PBiLoss: Popularity-Aware Regularization to Improve Fairness in Graph-Based Recommender Systems
Naeimi, Mohammad, Chehreghani, Mostafa Haghir
Recommender systems, especially those based on graph neural networks (GNNs), have achieved remarkable success in capturing user-item interaction patterns. However, they remain susceptible to popularity bias--the tendency to over-recommend popular items--resulting in reduced content diversity and compromised fairness.
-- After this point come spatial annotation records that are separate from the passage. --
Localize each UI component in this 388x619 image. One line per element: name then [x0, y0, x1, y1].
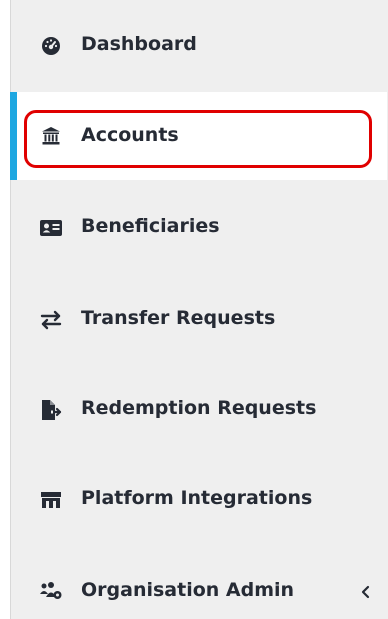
integration-icon	[38, 487, 64, 513]
selection-highlight	[24, 110, 372, 168]
sidebar-item-label: Platform Integrations	[81, 487, 313, 509]
sidebar-item-dashboard[interactable]: Dashboard	[11, 2, 387, 90]
sidebar-item-label: Transfer Requests	[81, 307, 276, 329]
sidebar-item-transfer-requests[interactable]: Transfer Requests	[11, 276, 387, 364]
sidebar-item-organisation-admin[interactable]: Organisation Admin	[11, 546, 387, 619]
active-indicator	[10, 92, 17, 180]
sidebar-item-redemption-requests[interactable]: Redemption Requests	[11, 366, 387, 454]
transfer-arrows-icon	[38, 307, 64, 333]
sidebar-item-label: Organisation Admin	[81, 579, 295, 601]
sidebar-item-platform-integrations[interactable]: Platform Integrations	[11, 456, 387, 544]
bank-icon	[38, 123, 64, 149]
sidebar-item-label: Accounts	[81, 124, 179, 146]
sidebar-item-label: Dashboard	[81, 33, 197, 55]
sidebar-item-beneficiaries[interactable]: Beneficiaries	[11, 184, 387, 272]
users-cog-icon	[38, 578, 64, 604]
chevron-left-icon[interactable]	[357, 582, 373, 602]
sidebar-item-accounts[interactable]: Accounts	[10, 92, 387, 180]
dashboard-gauge-icon	[38, 33, 64, 59]
app-frame: Dashboard Accounts Beneficiaries Transfe…	[0, 0, 388, 619]
file-export-icon	[38, 397, 64, 423]
sidebar-item-label: Redemption Requests	[81, 397, 317, 419]
id-card-icon	[38, 215, 64, 241]
sidebar-item-label: Beneficiaries	[81, 215, 220, 237]
sidebar-nav: Dashboard Accounts Beneficiaries Transfe…	[10, 0, 388, 619]
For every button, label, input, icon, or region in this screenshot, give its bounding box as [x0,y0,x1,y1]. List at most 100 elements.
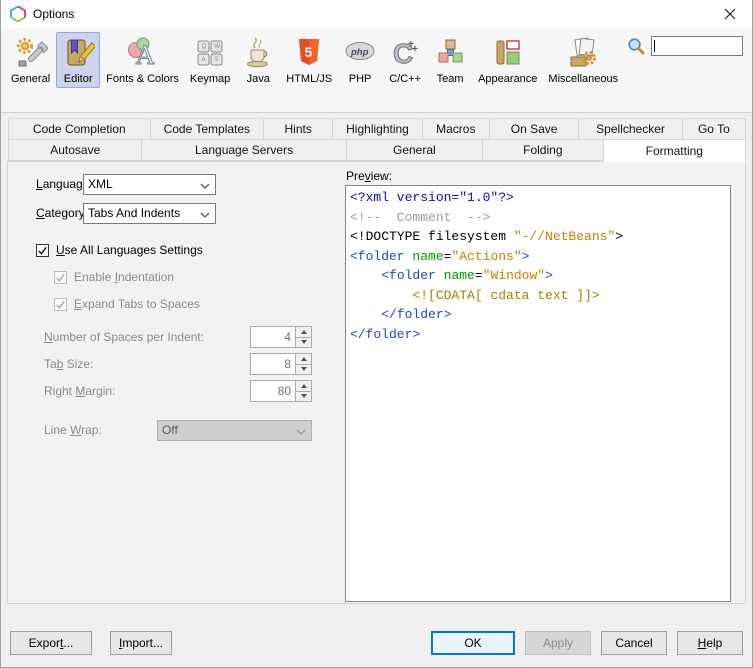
svg-text:php: php [350,47,369,58]
tab-label: Macros [436,122,475,136]
help-button[interactable]: Help [677,631,743,655]
appearance-icon [491,36,525,70]
enable-indentation-checkbox [54,271,67,284]
language-select[interactable]: XML [83,174,216,195]
tool-label: Appearance [478,73,537,85]
tool-item-c-cpp[interactable]: C + + C/C++ [383,32,427,88]
tab-go-to[interactable]: Go To [682,118,746,140]
spaces-per-indent-spinner: 4 [250,326,312,348]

In this paper, we propose PBiLoss, a novel regularization-based loss function designed to counteract popularity bias in graph-based recommender models explicitly. PBiLoss augments traditional training objectives by penalizing the model's inclination toward popular items, thereby encouraging the recommendation of less popular but potentially more personalized content. We introduce two sampling strategies: Popular Positive (PopPos) and Popular Negative (PopNeg), which respectively modulate the contribution of the positive and negative popular items during training. We further explore two methods to distinguish popular items: one based on a fixed popularity threshold and another without any threshold, making the approach flexible and adaptive. Our proposed method is model-agnostic and can be seamlessly integrated into state-of-the-art graph-based frameworks such as LightGCN and its variants. Comprehensive experiments across multiple real-world datasets demonstrate that PBiLoss significantly improves fairness, as demonstrated by reductions in the Popularity-Rank Correlation for Users (PRU) and Popularity-Rank Correlation for Items (PRI), while maintaining or even enhancing standard recommendation accuracy and ranking metrics. These results highlight the effectiveness of directly embedding fairness objectives into the optimization process, providing a practical and scalable solution for balancing accuracy and equitable content exposure in modern recommender systems.